И было холодно. Поужинав разогретыми супом и говядиной из консервных банок и побродив по ледяным джунглям в поисках уединенного местечка, чтобы облегчиться, — тоже новый для него опыт походной жизни и отправление, осознал он, которое надлежит совершать быстро, коли не хочешь отморозить очень важные органы, — Гудсер устроился на большом, размером шесть на пять футов, одеяле из волчьих шкур, раскатал свою личный спальный мешок и забрался в него поглубже.
Но недостаточно глубоко, чтобы согреться. Дево объяснил ему, что он должен снять башмаки и положить с собой в мешок, чтобы кожа не задубела на морозе — в какой-то момент Гудсер напоролся ступней на гвозди, торчащие из подошвы одного из башмаков, — но все мужчины легли спать в верхней одежде. Шерстяные свитера — все до единого, не в первый раз осознал Гудсер, — были насквозь мокрыми от пота после трудного длинного дня. Бесконечного дня.
Около полуночи небо ненадолго померкло настолько, что стали видны несколько звезд — планет, теперь известных Гудсеру из лекции, прочитанной ему лично в импровизированной обсерватории на вершине айсберга два года назад. Но темнее так и не стало.

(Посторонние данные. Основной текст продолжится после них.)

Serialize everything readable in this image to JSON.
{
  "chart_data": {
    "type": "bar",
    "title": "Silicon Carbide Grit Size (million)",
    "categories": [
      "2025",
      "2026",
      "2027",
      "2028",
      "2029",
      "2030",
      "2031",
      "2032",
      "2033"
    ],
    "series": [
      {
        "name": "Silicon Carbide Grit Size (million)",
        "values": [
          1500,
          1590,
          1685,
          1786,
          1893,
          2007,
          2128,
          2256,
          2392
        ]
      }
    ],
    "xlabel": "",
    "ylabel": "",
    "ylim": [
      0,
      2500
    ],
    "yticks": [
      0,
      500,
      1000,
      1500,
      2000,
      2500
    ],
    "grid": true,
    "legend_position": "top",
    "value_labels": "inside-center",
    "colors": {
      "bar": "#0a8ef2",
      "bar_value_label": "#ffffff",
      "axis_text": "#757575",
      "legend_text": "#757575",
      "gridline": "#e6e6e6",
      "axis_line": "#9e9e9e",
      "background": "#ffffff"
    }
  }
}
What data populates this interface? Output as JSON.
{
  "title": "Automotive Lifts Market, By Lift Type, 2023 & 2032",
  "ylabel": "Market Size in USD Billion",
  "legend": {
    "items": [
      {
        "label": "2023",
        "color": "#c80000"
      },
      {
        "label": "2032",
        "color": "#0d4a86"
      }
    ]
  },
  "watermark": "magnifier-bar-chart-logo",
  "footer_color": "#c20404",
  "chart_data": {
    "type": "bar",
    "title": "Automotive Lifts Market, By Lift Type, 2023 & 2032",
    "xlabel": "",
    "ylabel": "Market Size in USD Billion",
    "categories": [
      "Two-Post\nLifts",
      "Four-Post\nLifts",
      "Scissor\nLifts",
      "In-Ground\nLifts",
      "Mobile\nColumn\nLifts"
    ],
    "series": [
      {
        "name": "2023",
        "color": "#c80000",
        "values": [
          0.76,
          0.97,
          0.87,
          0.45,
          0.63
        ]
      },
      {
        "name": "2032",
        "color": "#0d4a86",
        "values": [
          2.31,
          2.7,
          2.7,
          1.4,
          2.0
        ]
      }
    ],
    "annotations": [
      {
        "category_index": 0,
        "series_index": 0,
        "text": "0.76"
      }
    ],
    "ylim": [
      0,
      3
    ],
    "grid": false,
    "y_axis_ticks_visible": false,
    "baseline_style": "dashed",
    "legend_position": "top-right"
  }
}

Как не стало теплее. Сейчас, без движения и физических нагрузок, худое тело Гудсера было беззащитно против холода, который проникал в спальный мешок через слишком большое отверстие и поднимался от льда, проползая сквозь уложенные мехом вверх волчьи шкуры и толстые шерстяные одеяла, словно некая хищная тварь с ледяными щупальцами. Гудсер начал дрожать. Зубы у него стучали.
Вокруг него четверо спящих мужчин (двое несли дозор) храпели так громко, что врач задался вопросом, не слышат ли люди на обоих кораблях, находящихся в нескольких милях к северо-западу отсюда, за бесчисленными торосными грядами — Господи, нам ведь придется снова переходить через них на обратном пути! — этот оглушительный храп, подобный скрежету и визгу пил.
Гудсера била крупная дрожь. Так он не дотянет до рассвета, не сомневался он. Они попытаются разбудить его утром и обнаружат в спальном мешке лишь холодный скрюченный труп.
Он заполз возможно глубже в спальный мешок и плотно стянул обледенелые края отверстия над головой, предпочитая вдыхать собственный кислый запах пота, чем снова высунуть нос на студеный воздух.
Помимо коварного света и еще более коварного всепроникающего холода — холода смерти, осознал Гудсер, холода могилы и черных скал над надгробиями на острове Бичи, — не давал уснуть еще и шум. Врач полагал, что за две темных полярных зимы привык к скрипу деревянной обшивки корабля, резкому треску лопающихся от переохлаждения металлических деталей и неумолчному стону, визгу и гулу льда, сжимающего корабль в своих тисках, но здесь, где его тело отделяли от льда лишь несколько слоев шерстяной ткани и волчья шкура, треск и движение льда под ним наводили ужас. Все равно что пытаться заснуть на брюхе живого зверя. Колебание льда, пусть в значительной степени воображаемое, казалось все же достаточно реальным, чтобы у Гудсера, поплотнее свернувшегося калачиком, закружилась голова.